How do you handle MACs?

[czechsys]

Hello,

i am interested how you handle MAC for every VM/virtual interface in Proxmox. Are you using static assignement (how you generate MAC? documentation?) or you use dynamic generation (via openvswitch for example)? How it works with firewalls etc?

Why i ask. I have one server (it looks buggy somehow, but his twins works ok) with openvswitch and i have dynamic MACs on it.
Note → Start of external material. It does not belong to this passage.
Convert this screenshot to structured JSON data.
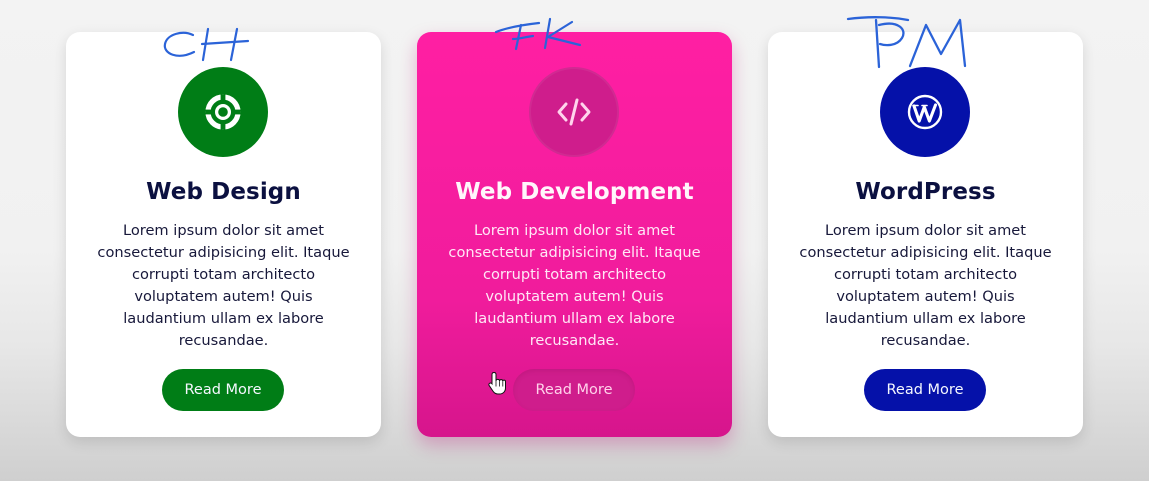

But because there isn't any arp request on ASA gateway, ASA block any requests to server, because holds old MACs and switches has only new MACs of the server. So i need find the best way to handle those things for VMs too. Documentation/generating/static VM config MAC for every interface is crazy manual job.

 

[ghusson]

I cannot precisely help you (I do not use OVS), but enabling ARP proxy on your gateway can help. Be aware of security problems it can generate. For information, I have used shorewall on PVE host with manual ARP proxy configuration. Now I use a mikrotik VM with ARP proxy.

 

[czechsys]

Well, i reinstalled server and all started works. So probably buggy linux installation. And for arp-proxy, i will probably never use this, because it very problematic thing to have in network.

 

[LnxBil]

To say something on mac generation... they are created at the time the virtual network card is configured to the VM or container. You can use a mac prefix if you want to distinguish your Proxmox VM from others (Datacenter -> Options).